To add injury to injury, the police also physically attacked Bensendrine, along with a group of supporters, husband and 13-year-old daughter, while celebrating her release just five days previous. Despite the release and beating, she still faced charges of “undermining the authority of the judiciary and spreading false information with the aim of undermining public authority.”

It doesn’t take too many examples like these to understand why President ben Ali has been on CPJ’s list of the “Ten Worst Enemies of the Press” for four years in a row and why Reporters without Borders ranked Tunisia 128th out of 139 countries in its recent Worldwide Press Freedom Index.

Tunisia online

In addition to the heavy-handed approach, the regime in Tunisia also attempts technical controls of the Internet, including filtering content, monitoring users and actively posting online propaganda.

Tunisian filtering is a straightforward game of ownership and influence, similar to that seen in other countries, such as Kazakhstan. Most Internet providers are run by friends and relatives of the president, and their monopoly on the provision of connections to the outside world means that many sites, including foreign-hosted Tunisian opposition Web sites, foreign media and, of course, TUNeZINE (now hosted in France by Voila) are generally unreachable from within Tunisia.

Monitoring users is equally simple. Home access is expensive, and while there are plenty of Internet cafes in Tunis, they have signs on the wall reminding users that, “connecting to prohibited Websites is strictly forbidden.” These “prohibited sites” are supposed to be porno sites, but it is understood to be much more risky to try connecting to something like Amnesty International’s Web site.

The Amnesty site itself is a good example of how the regime tries to use online propaganda to counter its opponents. In 1998, friends of the Tunisian government launched a false Amnesty Web site to challenge Amnesty International’s real one in an effort to deflect attention from Amnesty’s coverage of the country’s appalling human rights record.

But while these attempts to censor words and intimidate or confuse online readers may be effective, a harsh regime’s efforts to control information can be much more simple. As we’ve pointed out in OJR before, censorship of the Internet need not take the form of high-tech filtering. The easiest way to control what people say in public is often the old-fashioned one: violence and the threat of violence.

Yahyaoui in jail

Yahyaoui is now about five months into his two-year prison sentence. According to his fiancée, Sophie Elwarda, his prison “looks like a concentration camp.” She told me that with his appeal now finished, Yahyaoui has no access to a lawyer; only his family can visit him. And just a few weeks ago, she says, he was again violently beaten by two jailers.

The result of such heavy-handed action and violence against one journalist is strict self-censorship throughout the rest of the media.
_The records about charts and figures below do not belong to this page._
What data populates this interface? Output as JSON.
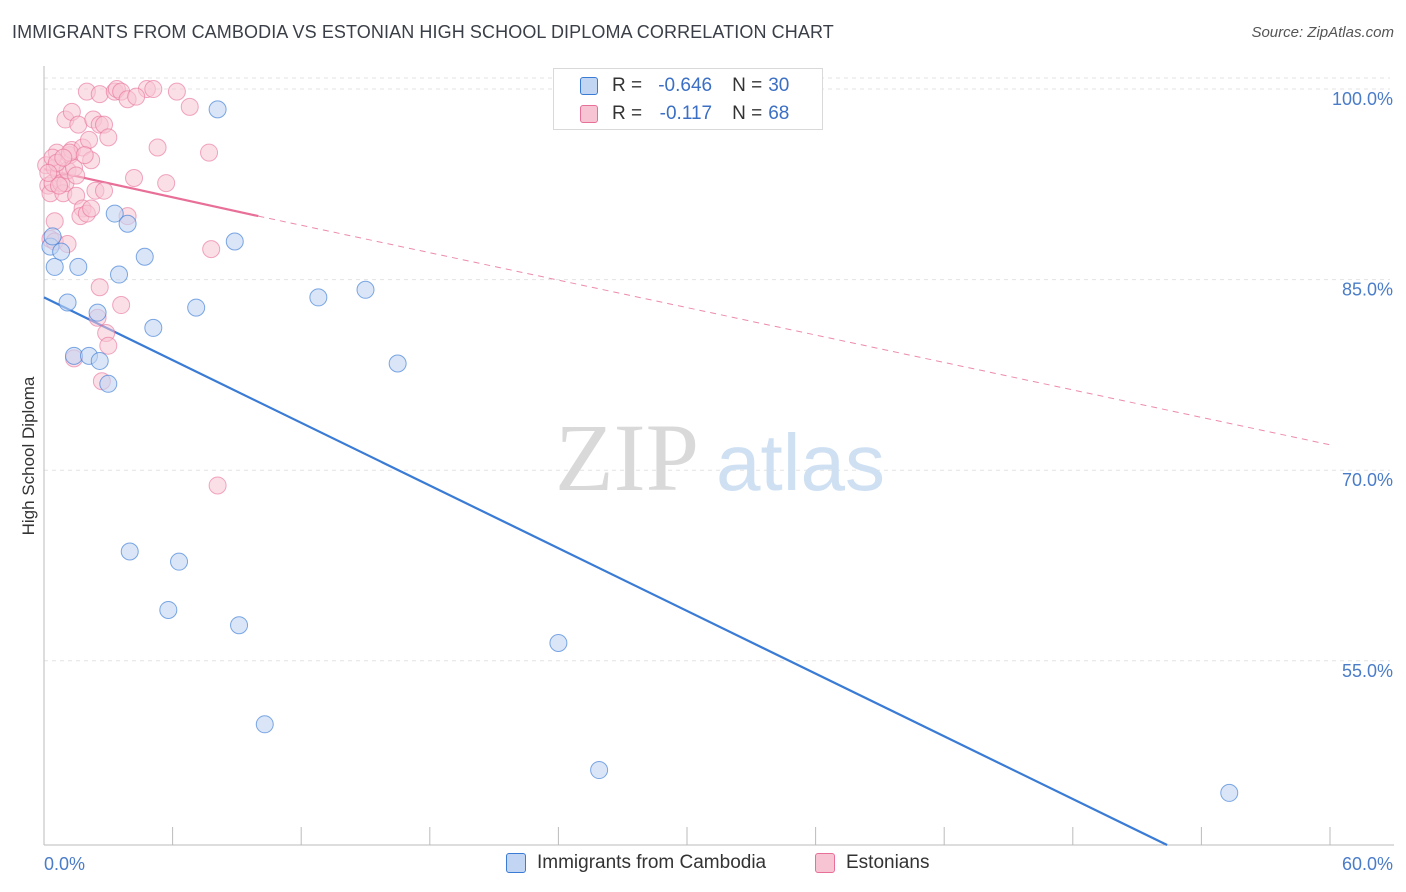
{
  "title": "IMMIGRANTS FROM CAMBODIA VS ESTONIAN HIGH SCHOOL DIPLOMA CORRELATION CHART",
  "source": "Source: ZipAtlas.com",
  "watermark": {
    "zip": "ZIP",
    "atlas": "atlas"
  },
  "colors": {
    "blue": "#3a7bd5",
    "blue_fill": "#c2d6f4",
    "pink": "#e86f97",
    "pink_fill": "#f7c4d4",
    "tick": "#4a7cc8"
  },
  "legend": {
    "rows": [
      {
        "r_label": "R =",
        "r_value": "-0.646",
        "n_label": "N =",
        "n_value": "30"
      },
      {
        "r_label": "R =",
        "r_value": "-0.117",
        "n_label": "N =",
        "n_value": "68"
      }
    ]
  },
  "chart_data": {
    "type": "scatter",
    "title": "IMMIGRANTS FROM CAMBODIA VS ESTONIAN HIGH SCHOOL DIPLOMA CORRELATION CHART",
    "xlabel": "",
    "ylabel": "High School Diploma",
    "xlim": [
      0,
      60
    ],
    "ylim": [
      40.5,
      101.5
    ],
    "x_tick_labels": [
      "0.0%",
      "60.0%"
    ],
    "y_ticks": [
      55,
      70,
      85,
      100
    ],
    "y_tick_labels": [
      "55.0%",
      "70.0%",
      "85.0%",
      "100.0%"
    ],
    "grid": true,
    "series": [
      {
        "name": "Immigrants from Cambodia",
        "color": "blue",
        "points": [
          [
            0.3,
            87.6
          ],
          [
            0.5,
            86.0
          ],
          [
            0.8,
            87.2
          ],
          [
            1.1,
            83.2
          ],
          [
            1.6,
            86.0
          ],
          [
            1.4,
            79.0
          ],
          [
            2.1,
            79.0
          ],
          [
            2.5,
            82.4
          ],
          [
            2.6,
            78.6
          ],
          [
            3.0,
            76.8
          ],
          [
            3.3,
            90.2
          ],
          [
            3.5,
            85.4
          ],
          [
            3.9,
            89.4
          ],
          [
            4.7,
            86.8
          ],
          [
            5.1,
            81.2
          ],
          [
            7.1,
            82.8
          ],
          [
            8.1,
            98.4
          ],
          [
            8.9,
            88.0
          ],
          [
            12.8,
            83.6
          ],
          [
            15.0,
            84.2
          ],
          [
            16.5,
            78.4
          ],
          [
            4.0,
            63.6
          ],
          [
            6.3,
            62.8
          ],
          [
            5.8,
            59.0
          ],
          [
            9.1,
            57.8
          ],
          [
            10.3,
            50.0
          ],
          [
            24.0,
            56.4
          ],
          [
            25.9,
            46.4
          ],
          [
            55.3,
            44.6
          ],
          [
            0.4,
            88.4
          ]
        ],
        "trendline": {
          "x": [
            0,
            52.4
          ],
          "y": [
            83.6,
            40.5
          ],
          "dashed_extension": false
        }
      },
      {
        "name": "Estonians",
        "color": "pink",
        "points": [
          [
            0.1,
            94.0
          ],
          [
            0.2,
            92.4
          ],
          [
            0.3,
            91.8
          ],
          [
            0.4,
            92.6
          ],
          [
            0.5,
            93.8
          ],
          [
            0.6,
            95.0
          ],
          [
            0.7,
            93.4
          ],
          [
            0.8,
            92.6
          ],
          [
            0.9,
            91.8
          ],
          [
            1.0,
            92.6
          ],
          [
            1.1,
            93.6
          ],
          [
            1.2,
            94.8
          ],
          [
            1.3,
            95.2
          ],
          [
            1.4,
            93.8
          ],
          [
            1.5,
            91.6
          ],
          [
            1.0,
            97.6
          ],
          [
            1.3,
            98.2
          ],
          [
            1.6,
            97.2
          ],
          [
            1.8,
            95.4
          ],
          [
            2.1,
            96.0
          ],
          [
            2.2,
            94.4
          ],
          [
            2.0,
            99.8
          ],
          [
            2.3,
            97.6
          ],
          [
            2.6,
            97.2
          ],
          [
            2.8,
            97.2
          ],
          [
            2.6,
            99.6
          ],
          [
            3.0,
            96.2
          ],
          [
            3.3,
            99.8
          ],
          [
            3.4,
            100.0
          ],
          [
            3.6,
            99.8
          ],
          [
            3.9,
            99.2
          ],
          [
            4.8,
            100.0
          ],
          [
            5.1,
            100.0
          ],
          [
            6.2,
            99.8
          ],
          [
            6.8,
            98.6
          ],
          [
            0.3,
            88.2
          ],
          [
            0.5,
            88.0
          ],
          [
            1.1,
            87.8
          ],
          [
            0.5,
            89.6
          ],
          [
            1.8,
            90.6
          ],
          [
            1.7,
            90.0
          ],
          [
            2.0,
            90.2
          ],
          [
            2.2,
            90.6
          ],
          [
            2.4,
            92.0
          ],
          [
            3.9,
            90.0
          ],
          [
            2.6,
            84.4
          ],
          [
            3.6,
            83.0
          ],
          [
            2.5,
            82.0
          ],
          [
            2.9,
            80.8
          ],
          [
            3.0,
            79.8
          ],
          [
            1.4,
            78.8
          ],
          [
            2.7,
            77.0
          ],
          [
            4.2,
            93.0
          ],
          [
            5.3,
            95.4
          ],
          [
            5.7,
            92.6
          ],
          [
            7.7,
            95.0
          ],
          [
            7.8,
            87.4
          ],
          [
            8.1,
            68.8
          ],
          [
            0.4,
            94.6
          ],
          [
            0.6,
            94.2
          ],
          [
            0.7,
            92.4
          ],
          [
            1.2,
            95.0
          ],
          [
            1.9,
            94.8
          ],
          [
            1.5,
            93.2
          ],
          [
            0.9,
            94.6
          ],
          [
            0.2,
            93.4
          ],
          [
            2.8,
            92.0
          ],
          [
            4.3,
            99.4
          ]
        ],
        "trendline": {
          "x": [
            0,
            10
          ],
          "y": [
            93.7,
            90.0
          ],
          "dashed_to": [
            60,
            72.0
          ]
        }
      }
    ],
    "legend_position": "top-center"
  },
  "bottom_legend": [
    {
      "label": "Immigrants from Cambodia",
      "color": "blue"
    },
    {
      "label": "Estonians",
      "color": "pink"
    }
  ]
}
In Tunisia everyone knows what can and cannot be said and what the potential penalty is for getting it wrong. One example-setting arrest is just as effective as a lot of fancy filtering software.

As Tunisia’s first online journalist to be imprisoned for his work, Yahyaoui is the regime’s example. His case is a signal that the regime will deal with online journalists as harshly as it deals with print or broadcast journalists. His fate is a clear warning to all Tunisians who might try to use the Internet to voice their opinions.

Andrew Stroehlein helps train journalists in 22 countries for the Institute for War and Peace Reporting.